Then, we neglect variables with only two levels, such as sex variable.

Data Splitting

For KNN, we need to split data into the main data and label data.

heart2_train <- heart2[id,1:23]
heart2_test <- heart2[-id,1:23]

heart2_train_label <- heart2[id,24]%>% as.factor()
heart2_test_label <- heart2[-id,24] %>% as.factor()

Then, we need to scale the data as the scale from each variables are different.

heart2_train <- scale(heart2_train[,1:23])
heart2_test <- scale(heart2_test[,1:23],
                     center = attr(heart2_train, "scaled:center"), 
                     scale = attr(heart2_train, "scaled:scale"))

Prediction with KNN

sqrt(nrow(heart2_train))

## [1] 14.56022

Before modeling, we need to define the value of K. From the formula above, here we get the value of 15.

library(class)
pred.knn.train <- knn(train = heart2_train, test= heart2_train, cl=heart2_train_label, k=15)
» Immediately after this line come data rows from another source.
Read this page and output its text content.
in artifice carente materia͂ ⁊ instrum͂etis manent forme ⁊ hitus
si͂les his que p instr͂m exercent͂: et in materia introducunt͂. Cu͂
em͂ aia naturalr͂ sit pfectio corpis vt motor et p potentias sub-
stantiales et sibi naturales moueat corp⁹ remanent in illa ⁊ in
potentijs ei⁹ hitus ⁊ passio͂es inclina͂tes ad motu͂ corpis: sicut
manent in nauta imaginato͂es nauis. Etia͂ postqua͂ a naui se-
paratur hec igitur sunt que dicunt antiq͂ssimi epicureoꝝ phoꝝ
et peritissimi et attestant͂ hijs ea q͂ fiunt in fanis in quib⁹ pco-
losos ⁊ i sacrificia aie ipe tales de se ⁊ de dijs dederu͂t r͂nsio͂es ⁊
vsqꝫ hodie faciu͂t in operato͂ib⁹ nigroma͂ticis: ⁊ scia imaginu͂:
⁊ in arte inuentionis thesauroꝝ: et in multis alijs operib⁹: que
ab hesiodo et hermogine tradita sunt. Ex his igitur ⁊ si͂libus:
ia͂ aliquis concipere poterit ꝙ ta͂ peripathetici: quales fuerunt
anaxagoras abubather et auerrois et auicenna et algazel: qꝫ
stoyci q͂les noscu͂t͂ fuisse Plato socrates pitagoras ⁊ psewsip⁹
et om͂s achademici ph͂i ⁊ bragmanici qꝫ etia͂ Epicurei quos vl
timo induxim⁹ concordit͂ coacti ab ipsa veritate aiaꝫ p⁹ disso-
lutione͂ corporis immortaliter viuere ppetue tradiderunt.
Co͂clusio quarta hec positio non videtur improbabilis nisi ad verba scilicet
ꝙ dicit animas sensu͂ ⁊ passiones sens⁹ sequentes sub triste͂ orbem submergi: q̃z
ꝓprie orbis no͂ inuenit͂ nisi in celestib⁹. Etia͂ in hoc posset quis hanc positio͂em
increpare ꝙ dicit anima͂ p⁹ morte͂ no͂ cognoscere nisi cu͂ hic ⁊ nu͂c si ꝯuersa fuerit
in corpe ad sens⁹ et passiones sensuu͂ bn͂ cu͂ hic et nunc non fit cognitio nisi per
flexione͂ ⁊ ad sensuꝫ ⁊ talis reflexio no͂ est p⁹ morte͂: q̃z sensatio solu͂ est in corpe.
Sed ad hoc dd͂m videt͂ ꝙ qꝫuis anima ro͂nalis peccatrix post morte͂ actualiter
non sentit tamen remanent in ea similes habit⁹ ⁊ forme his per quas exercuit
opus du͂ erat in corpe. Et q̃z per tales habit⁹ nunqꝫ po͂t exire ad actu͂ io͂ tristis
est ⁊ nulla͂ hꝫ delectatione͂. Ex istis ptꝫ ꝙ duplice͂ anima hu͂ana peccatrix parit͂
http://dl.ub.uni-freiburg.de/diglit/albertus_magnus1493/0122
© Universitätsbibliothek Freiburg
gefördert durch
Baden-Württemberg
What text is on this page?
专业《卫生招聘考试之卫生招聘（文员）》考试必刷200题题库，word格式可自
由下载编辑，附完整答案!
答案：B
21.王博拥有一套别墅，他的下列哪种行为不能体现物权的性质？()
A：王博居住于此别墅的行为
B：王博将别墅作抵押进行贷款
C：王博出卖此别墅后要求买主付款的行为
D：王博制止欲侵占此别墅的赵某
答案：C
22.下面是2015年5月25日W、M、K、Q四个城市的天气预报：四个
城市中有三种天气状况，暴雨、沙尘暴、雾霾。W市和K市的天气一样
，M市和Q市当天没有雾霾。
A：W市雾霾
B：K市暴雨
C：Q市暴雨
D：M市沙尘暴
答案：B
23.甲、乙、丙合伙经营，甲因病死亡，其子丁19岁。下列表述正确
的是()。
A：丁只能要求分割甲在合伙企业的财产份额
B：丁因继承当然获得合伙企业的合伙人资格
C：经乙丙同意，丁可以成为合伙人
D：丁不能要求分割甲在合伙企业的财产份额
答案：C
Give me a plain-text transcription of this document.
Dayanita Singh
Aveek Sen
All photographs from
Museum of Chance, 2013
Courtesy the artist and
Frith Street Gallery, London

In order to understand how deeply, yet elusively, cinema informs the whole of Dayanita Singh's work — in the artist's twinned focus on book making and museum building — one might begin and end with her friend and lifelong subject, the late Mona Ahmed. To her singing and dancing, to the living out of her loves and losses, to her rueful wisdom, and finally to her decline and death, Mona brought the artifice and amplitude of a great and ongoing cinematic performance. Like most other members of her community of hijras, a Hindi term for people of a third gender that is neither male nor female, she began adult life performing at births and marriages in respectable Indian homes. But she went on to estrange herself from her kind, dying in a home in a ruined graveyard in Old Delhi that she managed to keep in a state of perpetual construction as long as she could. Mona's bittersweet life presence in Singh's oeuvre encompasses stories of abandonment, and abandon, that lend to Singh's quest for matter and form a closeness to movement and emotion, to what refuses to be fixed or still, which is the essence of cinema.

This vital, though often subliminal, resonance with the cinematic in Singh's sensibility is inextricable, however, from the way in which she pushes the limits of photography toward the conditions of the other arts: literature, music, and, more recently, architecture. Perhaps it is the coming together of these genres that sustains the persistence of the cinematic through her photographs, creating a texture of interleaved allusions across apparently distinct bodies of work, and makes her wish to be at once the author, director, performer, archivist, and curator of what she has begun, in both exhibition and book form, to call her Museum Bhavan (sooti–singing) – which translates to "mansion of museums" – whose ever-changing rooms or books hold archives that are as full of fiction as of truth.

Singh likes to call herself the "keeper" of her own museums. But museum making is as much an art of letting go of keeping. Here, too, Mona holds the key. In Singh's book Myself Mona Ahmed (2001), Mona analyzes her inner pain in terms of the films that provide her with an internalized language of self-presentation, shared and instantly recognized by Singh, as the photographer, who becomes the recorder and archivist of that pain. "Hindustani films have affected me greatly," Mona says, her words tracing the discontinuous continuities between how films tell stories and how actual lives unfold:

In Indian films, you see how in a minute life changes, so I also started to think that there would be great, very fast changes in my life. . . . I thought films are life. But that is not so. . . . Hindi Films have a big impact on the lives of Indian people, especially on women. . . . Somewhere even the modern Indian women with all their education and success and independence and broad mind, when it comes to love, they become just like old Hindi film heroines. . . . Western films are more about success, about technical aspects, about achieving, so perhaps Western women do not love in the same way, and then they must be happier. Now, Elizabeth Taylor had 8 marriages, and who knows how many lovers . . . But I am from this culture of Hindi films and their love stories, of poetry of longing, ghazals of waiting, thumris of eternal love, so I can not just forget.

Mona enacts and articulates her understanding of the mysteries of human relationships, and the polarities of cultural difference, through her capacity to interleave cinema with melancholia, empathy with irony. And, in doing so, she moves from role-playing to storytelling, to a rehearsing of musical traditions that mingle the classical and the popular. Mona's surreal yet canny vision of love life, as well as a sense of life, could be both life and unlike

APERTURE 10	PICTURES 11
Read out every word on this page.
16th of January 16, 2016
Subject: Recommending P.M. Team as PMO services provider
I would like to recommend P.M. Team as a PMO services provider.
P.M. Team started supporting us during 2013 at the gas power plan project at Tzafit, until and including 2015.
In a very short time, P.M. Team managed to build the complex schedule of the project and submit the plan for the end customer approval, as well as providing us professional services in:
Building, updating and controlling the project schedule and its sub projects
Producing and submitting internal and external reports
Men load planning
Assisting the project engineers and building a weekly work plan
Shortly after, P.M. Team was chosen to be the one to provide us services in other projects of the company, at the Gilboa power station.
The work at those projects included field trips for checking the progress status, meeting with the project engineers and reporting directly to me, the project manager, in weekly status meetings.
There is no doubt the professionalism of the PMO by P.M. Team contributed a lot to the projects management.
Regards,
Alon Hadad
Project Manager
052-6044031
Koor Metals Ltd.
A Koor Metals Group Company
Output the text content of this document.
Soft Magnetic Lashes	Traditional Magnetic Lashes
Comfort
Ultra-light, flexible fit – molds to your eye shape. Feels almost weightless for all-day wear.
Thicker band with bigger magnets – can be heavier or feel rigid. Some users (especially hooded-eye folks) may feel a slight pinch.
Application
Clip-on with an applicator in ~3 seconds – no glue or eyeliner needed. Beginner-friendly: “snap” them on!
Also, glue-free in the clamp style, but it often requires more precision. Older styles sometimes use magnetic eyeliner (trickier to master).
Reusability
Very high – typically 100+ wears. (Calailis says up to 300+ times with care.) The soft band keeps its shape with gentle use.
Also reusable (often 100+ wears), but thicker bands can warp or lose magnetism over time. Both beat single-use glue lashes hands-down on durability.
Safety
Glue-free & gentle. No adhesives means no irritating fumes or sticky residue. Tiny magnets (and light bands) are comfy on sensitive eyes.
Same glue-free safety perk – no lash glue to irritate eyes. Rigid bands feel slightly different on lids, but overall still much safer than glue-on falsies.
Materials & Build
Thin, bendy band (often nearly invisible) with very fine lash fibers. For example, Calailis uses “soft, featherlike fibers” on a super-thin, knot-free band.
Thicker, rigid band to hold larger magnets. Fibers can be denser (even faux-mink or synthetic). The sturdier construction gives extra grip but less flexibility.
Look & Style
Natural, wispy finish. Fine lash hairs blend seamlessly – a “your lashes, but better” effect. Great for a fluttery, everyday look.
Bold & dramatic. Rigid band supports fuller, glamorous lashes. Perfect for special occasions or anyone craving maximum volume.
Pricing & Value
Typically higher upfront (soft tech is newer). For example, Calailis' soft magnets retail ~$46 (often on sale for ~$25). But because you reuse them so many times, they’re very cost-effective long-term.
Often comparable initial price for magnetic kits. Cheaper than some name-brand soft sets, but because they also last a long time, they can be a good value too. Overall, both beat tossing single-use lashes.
pred.knn.test <- knn(train = heart2_train, test= heart2_test, cl=heart2_train_label, k=15)

Evaluation

Logistic Regression

Preparation

We put the predict value from the model into our data, heart_train and heart_test.

heart_test$pred.Target <- predict(model.b, heart_test, type = 'response')

heart_train$pred.Target <- predict(model.b, heart_train, type = 'response')

Tuning Cutoff

performa <- function(cutoff, prob, ref, postarget, negtarget) 
{
  predict <- factor(ifelse(prob >= cutoff, postarget, negtarget))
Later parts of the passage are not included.